The FBI took four months and large sums of taxpayer dollars to break through Apple’s encryption in order to access the data on Alshamrani’s phones, Barr said.

He said Apple’s desire to provide privacy for its customers is understandable but in cases where a court orders a search warrant for a criminal investigation, “an individual’s privacy interests must yield to the broader needs of public safety.”

“There is no reason why companies like Apple cannot design their consumer products and apps to allow for court-authorized access by law enforcement while maintaining very high standards of data security,” he said.

He also accused Apple, while citing media reports, of applying a double standard by allegedly accommodating to authoritarian regimes such as the Chinese Communist Party (CCP) and the Russian regime in order to further its business interests, such as “relocating data centers to enable bulk surveillance by those governments.”

Apple announced in 2018 that it would hand over remote iCloud storage for Chinese users to Guizhou Cloud Big Data, a company with intimate links to the People’s Liberation Army, to comply with the Chinese regime’s cybersecurity law.

He also alleged that Apple has “reportedly disabled features and applications on iPhones used by pro-democracy advocates, thereby facilitating censorship and oppression.”

“If technology companies like Apple are willing to oblige the demands of authoritarian regimes, they certainly have no excuse for failing to cooperate with rule-of-law nations that respect civil liberties and privacy rights, and have judicial safeguards,” Barr said.
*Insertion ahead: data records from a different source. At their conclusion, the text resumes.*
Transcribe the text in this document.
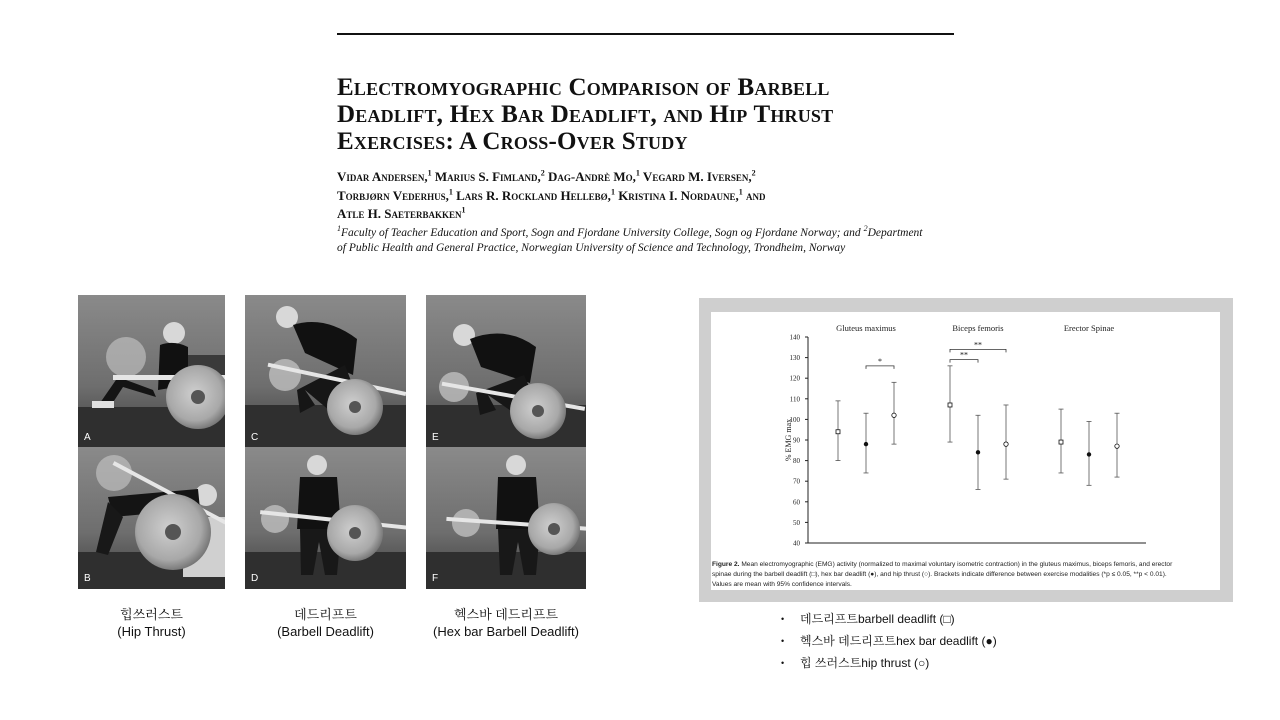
Electromyographic Comparison of Barbell
Deadlift, Hex Bar Deadlift, and Hip Thrust
Exercises: A Cross-Over Study
Vidar Andersen,$^1$ Marius S. Fimland,$^2$ Dag-Andrè Mo,$^1$ Vegard M. Iversen,$^2$
Torbjørn Vederhus,$^1$ Lars R. Rockland Hellebø,$^1$ Kristina I. Nordaune,$^1$ and
Atle H. Saeterbakken$^1$
$^1$Faculty of Teacher Education and Sport, Sogn and Fjordane University College, Sogn og Fjordane Norway; and $^2$Department
of Public Health and General Practice, Norwegian University of Science and Technology, Trondheim, Norway
A
B
C
D
E
F
힙쓰러스트
(Hip Thrust)
데드리프트
(Barbell Deadlift)
헥스바 데드리프트
(Hex bar Barbell Deadlift)
40
50
60
70
80
90
100
110
120
130
140
% EMG max
Gluteus maximus	Biceps femoris	Erector Spinae
*
**
**
Figure 2. Mean electromyographic (EMG) activity (normalized to maximal voluntary isometric contraction) in the gluteus maximus, biceps femoris, and erector
spinae during the barbell deadlift (□), hex bar deadlift (●), and hip thrust (○). Brackets indicate difference between exercise modalities (*p ≤ 0.05, **p < 0.01).
Values are mean with 95% confidence intervals.
• 데드리프트barbell deadlift (□)
• 헥스바 데드리프트hex bar deadlift (●)
• 힙 쓰러스트hip thrust (○)
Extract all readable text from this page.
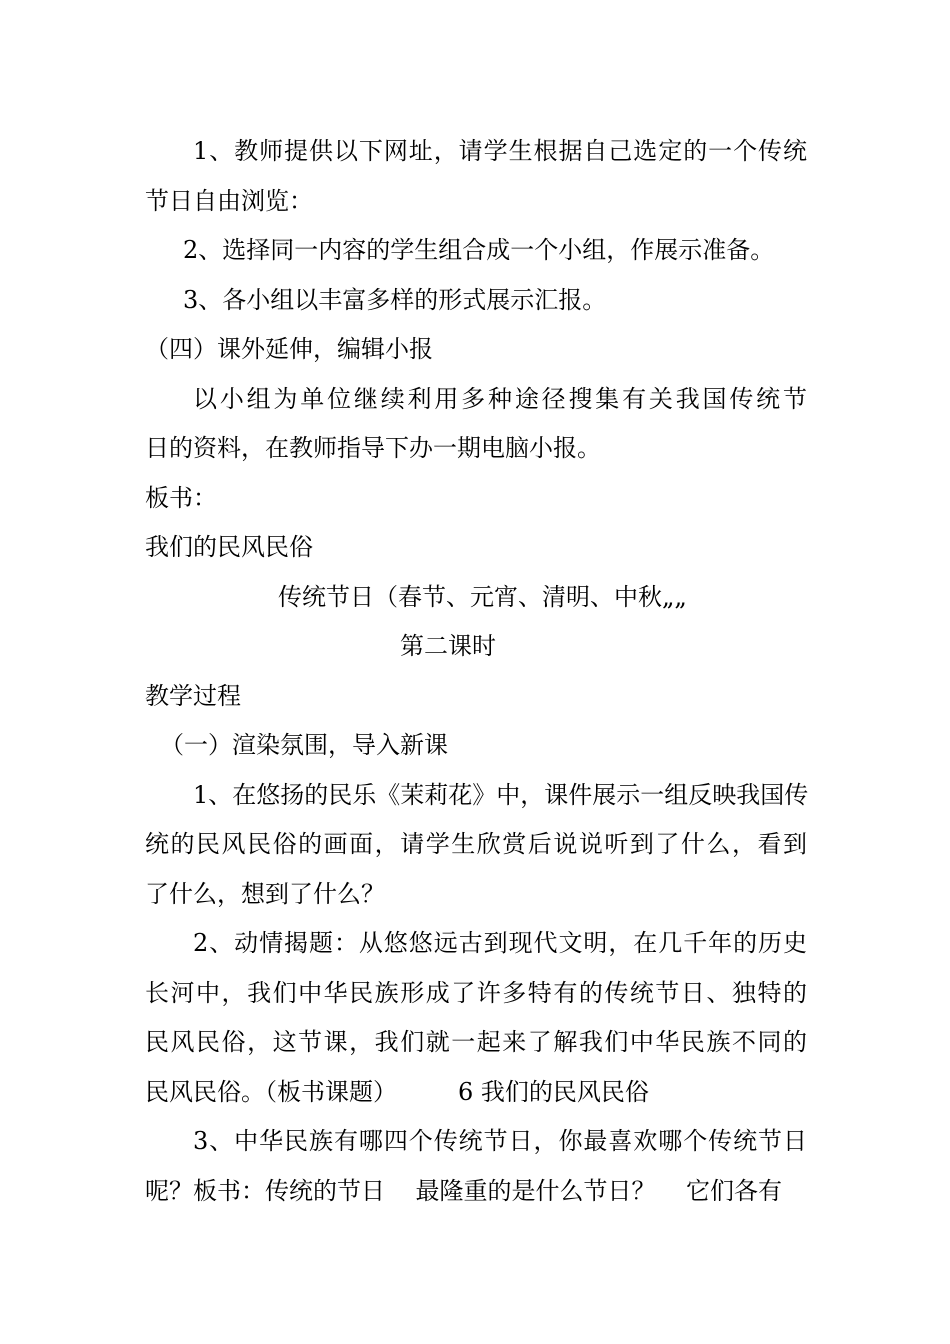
1、教师提供以下网址，请学生根据自己选定的一个传统
节日自由浏览：
2、选择同一内容的学生组合成一个小组，作展示准备。
3、各小组以丰富多样的形式展示汇报。
（四）课外延伸，编辑小报
以小组为单位继续利用多种途径搜集有关我国传统节
日的资料，在教师指导下办一期电脑小报。
板书：
我们的民风民俗
传统节日（春节、元宵、清明、中秋„„
第二课时
教学过程
（一）渲染氛围，导入新课
1、在悠扬的民乐《茉莉花》中，课件展示一组反映我国传
统的民风民俗的画面，请学生欣赏后说说听到了什么，看到
了什么，想到了什么？
2、动情揭题：从悠悠远古到现代文明，在几千年的历史
长河中，我们中华民族形成了许多特有的传统节日、独特的
民风民俗，这节课，我们就一起来了解我们中华民族不同的
民风民俗。（板书课题）        6 我们的民风民俗
3、中华民族有哪四个传统节日，你最喜欢哪个传统节日
呢？板书：传统的节日    最隆重的是什么节日？    它们各有
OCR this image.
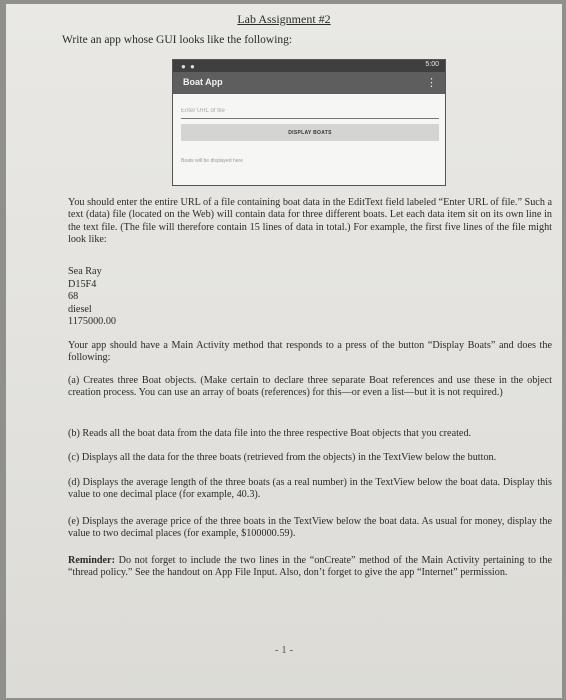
Lab Assignment #2
Write an app whose GUI looks like the following:
● ●	5:00
Boat App	⋮
Enter URL of file
DISPLAY BOATS
Boats will be displayed here

You should enter the entire URL of a file containing boat data in the EditText field labeled “Enter URL of file.” Such a text (data) file (located on the Web) will contain data for three different boats. Let each data item sit on its own line in the text file. (The file will therefore contain 15 lines of data in total.) For example, the first five lines of the file might look like:

Sea Ray
D15F4
68
diesel
1175000.00

Your app should have a Main Activity method that responds to a press of the button “Display Boats” and does the following:

(a) Creates three Boat objects. (Make certain to declare three separate Boat references and use these in the object creation process. You can use an array of boats (references) for this—or even a list—but it is not required.)

(b) Reads all the boat data from the data file into the three respective Boat objects that you created.

(c) Displays all the data for the three boats (retrieved from the objects) in the TextView below the button.

(d) Displays the average length of the three boats (as a real number) in the TextView below the boat data. Display this value to one decimal place (for example, 40.3).

(e) Displays the average price of the three boats in the TextView below the boat data. As usual for money, display the value to two decimal places (for example, $100000.59).

Reminder: Do not forget to include the two lines in the “onCreate” method of the Main Activity pertaining to the “thread policy.” See the handout on App File Input. Also, don’t forget to give the app “Internet” permission.

- 1 -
He also said that the circumstances in Alshamrani’s case demonstrate the need for Congress to provide a “legislative solution.”

“The truth is that we needed luck, in addition to ingenuity, to get into the phones this time,” he said. “There is no guarantee that we will be successful again or that a delay of four months (or longer) will not have significant consequences for the safety of Americans.”

Apple did not respond to The Epoch Times’ request for comment.

In a statement to media outlets, Apple pushed back on Barr’s criticism, saying that they were “false claims” which were used as “an excuse to weaken encryption and other security measures that protect millions of users and our national security.”

“It is because we take our responsibility to national security so seriously that we do not believe in the creation of a backdoor—one which will make every device vulnerable to bad actors who threaten our national security and the data security of our customers,” the company said in the statement.

This is not the first time the Justice Department has sparred with Apple regarding the extent companies have to comply with government requests to assist with unlocking phones involved in criminal investigations. In 2015, the Justice Department sued Apple after it resisted government efforts to gain access to an iPhone belonging to the shooter in San Bernardino, California, who killed 14 people in a terrorist attack. The FBI put a hold on the court order after it found another way to get into the phone.